Mark Milligan is not a bad player at all. As Olyroos captain he was integral to Australia's Olympics qualification, and he was outstanding in his first year at Sydney FC. He has great talent at an A-League level, no doubt. But is he a 'marquee' player? In his own mind, he might well be. His playing career seems to have stalled, though: after leaving Sydney FC he jetted off to Europe to try his luck, trialled with several clubs, and failed to win a contract. He also played (poorly) in the ill-fated Asian Cup and Olympics tournaments, finally returning to Australia with his tail between his legs to take a playing contract with Newcastle Jets.
Milligan's behaviour has not exactly been marquee-worthy, either, with the young defender at times missing training sessions for the Olyroos and Sydney, and eventually going AWOL from his club.

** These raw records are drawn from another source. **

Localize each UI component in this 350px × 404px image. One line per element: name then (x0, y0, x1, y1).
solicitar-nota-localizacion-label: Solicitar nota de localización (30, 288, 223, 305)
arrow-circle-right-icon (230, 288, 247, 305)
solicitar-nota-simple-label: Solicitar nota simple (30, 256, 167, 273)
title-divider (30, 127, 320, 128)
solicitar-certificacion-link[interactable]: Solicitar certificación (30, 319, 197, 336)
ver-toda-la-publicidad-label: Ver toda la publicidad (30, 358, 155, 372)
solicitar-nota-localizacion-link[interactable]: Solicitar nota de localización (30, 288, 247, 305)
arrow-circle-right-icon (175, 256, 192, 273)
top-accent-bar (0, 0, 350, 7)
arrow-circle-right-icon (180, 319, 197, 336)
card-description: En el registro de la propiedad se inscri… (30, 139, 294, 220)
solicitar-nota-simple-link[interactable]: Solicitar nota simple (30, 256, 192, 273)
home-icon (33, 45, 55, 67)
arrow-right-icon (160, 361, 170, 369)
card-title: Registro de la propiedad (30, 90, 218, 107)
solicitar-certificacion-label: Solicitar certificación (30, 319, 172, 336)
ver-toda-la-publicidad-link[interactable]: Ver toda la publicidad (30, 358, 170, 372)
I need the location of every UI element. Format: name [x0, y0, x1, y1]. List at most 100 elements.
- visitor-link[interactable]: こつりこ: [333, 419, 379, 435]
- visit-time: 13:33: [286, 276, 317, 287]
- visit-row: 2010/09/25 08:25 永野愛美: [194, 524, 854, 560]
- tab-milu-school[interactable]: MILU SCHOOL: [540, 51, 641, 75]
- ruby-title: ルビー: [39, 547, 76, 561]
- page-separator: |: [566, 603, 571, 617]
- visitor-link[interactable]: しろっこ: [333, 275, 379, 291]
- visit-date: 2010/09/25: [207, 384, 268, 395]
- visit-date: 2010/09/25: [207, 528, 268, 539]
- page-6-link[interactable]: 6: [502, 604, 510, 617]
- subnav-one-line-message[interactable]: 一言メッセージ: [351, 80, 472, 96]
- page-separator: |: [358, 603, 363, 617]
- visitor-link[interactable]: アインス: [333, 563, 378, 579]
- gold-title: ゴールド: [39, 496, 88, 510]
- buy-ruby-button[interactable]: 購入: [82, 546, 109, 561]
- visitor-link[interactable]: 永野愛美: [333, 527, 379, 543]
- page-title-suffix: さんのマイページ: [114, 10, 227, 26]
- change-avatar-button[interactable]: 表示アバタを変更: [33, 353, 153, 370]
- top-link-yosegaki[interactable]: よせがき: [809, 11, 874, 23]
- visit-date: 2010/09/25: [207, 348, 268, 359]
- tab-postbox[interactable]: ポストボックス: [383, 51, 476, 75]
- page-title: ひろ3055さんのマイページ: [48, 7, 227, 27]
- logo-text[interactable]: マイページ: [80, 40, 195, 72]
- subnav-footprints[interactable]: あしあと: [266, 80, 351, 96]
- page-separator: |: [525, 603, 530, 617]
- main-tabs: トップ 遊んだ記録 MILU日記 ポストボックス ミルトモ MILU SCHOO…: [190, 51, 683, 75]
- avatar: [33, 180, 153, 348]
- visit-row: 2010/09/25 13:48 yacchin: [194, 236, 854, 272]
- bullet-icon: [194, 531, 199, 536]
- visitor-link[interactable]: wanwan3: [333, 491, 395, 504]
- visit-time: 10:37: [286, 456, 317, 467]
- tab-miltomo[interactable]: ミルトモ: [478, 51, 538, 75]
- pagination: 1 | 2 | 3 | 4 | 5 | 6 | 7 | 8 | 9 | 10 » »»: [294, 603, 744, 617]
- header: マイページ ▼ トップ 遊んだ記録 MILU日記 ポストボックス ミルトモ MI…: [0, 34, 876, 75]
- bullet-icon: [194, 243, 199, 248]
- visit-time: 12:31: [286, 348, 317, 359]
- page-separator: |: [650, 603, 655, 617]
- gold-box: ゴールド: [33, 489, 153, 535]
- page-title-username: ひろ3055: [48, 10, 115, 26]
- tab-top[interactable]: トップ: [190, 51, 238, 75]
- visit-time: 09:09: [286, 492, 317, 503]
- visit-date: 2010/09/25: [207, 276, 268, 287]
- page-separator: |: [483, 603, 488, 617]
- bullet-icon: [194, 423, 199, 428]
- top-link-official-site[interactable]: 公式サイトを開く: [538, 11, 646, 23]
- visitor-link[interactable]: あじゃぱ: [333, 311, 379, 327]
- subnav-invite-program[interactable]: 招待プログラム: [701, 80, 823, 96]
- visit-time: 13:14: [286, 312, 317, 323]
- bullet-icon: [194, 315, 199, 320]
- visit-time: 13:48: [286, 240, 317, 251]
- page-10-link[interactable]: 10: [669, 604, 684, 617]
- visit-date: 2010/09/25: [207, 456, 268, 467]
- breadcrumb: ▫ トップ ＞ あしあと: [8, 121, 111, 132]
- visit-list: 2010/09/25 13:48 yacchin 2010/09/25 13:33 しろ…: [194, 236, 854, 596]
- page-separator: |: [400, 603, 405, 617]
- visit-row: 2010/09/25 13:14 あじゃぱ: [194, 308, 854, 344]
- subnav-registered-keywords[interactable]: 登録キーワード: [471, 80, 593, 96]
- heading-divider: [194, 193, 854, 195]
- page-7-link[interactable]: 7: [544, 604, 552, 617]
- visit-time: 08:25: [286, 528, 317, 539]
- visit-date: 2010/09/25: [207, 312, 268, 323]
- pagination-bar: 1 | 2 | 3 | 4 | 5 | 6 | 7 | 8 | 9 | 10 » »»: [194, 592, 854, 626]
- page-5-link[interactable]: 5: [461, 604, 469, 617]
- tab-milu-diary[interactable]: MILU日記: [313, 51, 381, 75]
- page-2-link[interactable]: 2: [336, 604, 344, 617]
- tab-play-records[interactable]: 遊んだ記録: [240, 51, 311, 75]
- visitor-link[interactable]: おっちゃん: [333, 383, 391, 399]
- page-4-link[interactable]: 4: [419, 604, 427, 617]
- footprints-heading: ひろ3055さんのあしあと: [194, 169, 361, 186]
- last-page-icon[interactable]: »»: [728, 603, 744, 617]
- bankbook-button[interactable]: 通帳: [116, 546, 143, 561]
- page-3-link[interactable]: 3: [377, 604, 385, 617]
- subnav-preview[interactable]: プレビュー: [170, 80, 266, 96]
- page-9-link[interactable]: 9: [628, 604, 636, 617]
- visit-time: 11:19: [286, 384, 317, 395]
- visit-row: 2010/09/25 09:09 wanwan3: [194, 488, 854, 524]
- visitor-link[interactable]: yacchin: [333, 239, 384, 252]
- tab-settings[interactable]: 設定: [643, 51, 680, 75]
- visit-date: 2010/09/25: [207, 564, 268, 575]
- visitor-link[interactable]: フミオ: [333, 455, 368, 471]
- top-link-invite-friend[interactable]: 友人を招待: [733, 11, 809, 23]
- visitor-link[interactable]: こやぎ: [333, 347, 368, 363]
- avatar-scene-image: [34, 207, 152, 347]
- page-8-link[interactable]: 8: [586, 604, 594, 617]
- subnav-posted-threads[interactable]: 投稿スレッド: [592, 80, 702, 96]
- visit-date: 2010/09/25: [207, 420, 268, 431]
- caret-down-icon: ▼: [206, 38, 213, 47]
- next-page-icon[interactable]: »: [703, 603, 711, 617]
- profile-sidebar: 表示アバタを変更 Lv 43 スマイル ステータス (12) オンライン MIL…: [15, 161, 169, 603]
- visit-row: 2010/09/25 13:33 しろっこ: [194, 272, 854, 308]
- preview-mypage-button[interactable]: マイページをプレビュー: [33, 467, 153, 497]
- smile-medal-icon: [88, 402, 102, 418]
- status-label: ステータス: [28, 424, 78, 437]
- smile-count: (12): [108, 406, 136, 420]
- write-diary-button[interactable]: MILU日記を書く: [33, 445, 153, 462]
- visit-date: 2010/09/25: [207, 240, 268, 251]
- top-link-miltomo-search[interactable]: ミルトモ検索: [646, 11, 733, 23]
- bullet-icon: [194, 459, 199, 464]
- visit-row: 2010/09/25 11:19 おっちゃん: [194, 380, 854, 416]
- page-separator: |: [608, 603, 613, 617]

So, the news that Milligan has signed on as Newcastle's marquee player for the rest of the season, filling the position vacated by Ecuadorian striker Edmundo Zura, comes as a little bit of a surprise. Surely a young guy who has played a few games for the Socceroos, admittedly a decent player but apparently with somewhat of an attitude problem, is not quite what the FFA had in mind when they designed the 'marquee' concept. A marquee player is supposed to be well known, marketable, and charismatic. Like Dwight Yorke or Juninho, he's supposed to be the sort of player whose exceptional skill and presence put 'bums on seats', as they say in the classics.
Mark Milligan is not this person. Neither is Jade North, who signed a contract to be North Queensland's inaugural marquee but has since accepted another offer to play in Korea. You can't really blame the clubs for making these sorts of moves, though - it is an opportunity to exempt one good player from the salary cap and therefore keep them in the side. In Newcastle's case, it is a way to keep Milligan on this season after the expiry of his seven-game guest stint. In North Queensland's case, Jade North was seen as an important element to the club's attempt to engage Indigenous people in the region.
The problem is that there is a discrepancy between the FFA's archetypical conception of a marquee player, and the reality, which sees marquee status applied to fringe Socceroos, overweight has-beens (yes, Jardel, I'm talking about you), and South Americans signed from DVDs. And it is the FFA that make the final call.
There are a few ways that this could be fixed. The first option is for the FFA to get far more stringent about who is afforded marquee status. This would mean that only top-quality, highly marketable players would make the cut. The problem with this is that some of the more successful of the league's marquee players (like Archie Thompson or Shengqing Qu) would not qualify, and that there would still be failures along the lines of John Aloisi at Sydney.
Another way forward would be to change the concept to one of simply a 'cap-exempt player' - someone who, for whatever reason and at the discretion of the club, is paid outside the salary cap. This would give clubs the freedom to carve out their own approach, and decide whether their money is better spent on an expensive, flashy Juninho or a reliable, relatively cheap North or Milligan. I like this approach because it puts the onus on the clubs, rather than the federation, to get things right - I've written before about the need for the FFA to decentralise and divest some of their powers to individual clubs.
Other options could involve adding a second marquee spot, abandoning the marquee concept altogether and significantly increasing the salary cap, or scrapping the salary cap and allowing clubs free reign over their spending. There are definitely good arguments for each, but in a newly-formed league with public interest in each club fluctuating so much relative to results I think it's essential that some sort of mechanism remains to keep clubs on a reasonably even keel.
Regardless of how it's done, though, I do think that clubs need to be a bit more adventurous when recruiting marquees. We go to the football to see players that inspire, that have a bit of panache and flair, not slightly-above-average defenders with a good positional sense (of course these players can be just as important, but you know what I mean). Anyway, good luck to Milligan at Newcastle - even though the club is clearly taking the piss with regards to the idea of a 'marquee' player, the odds are good that he'll be the best one they've ever had.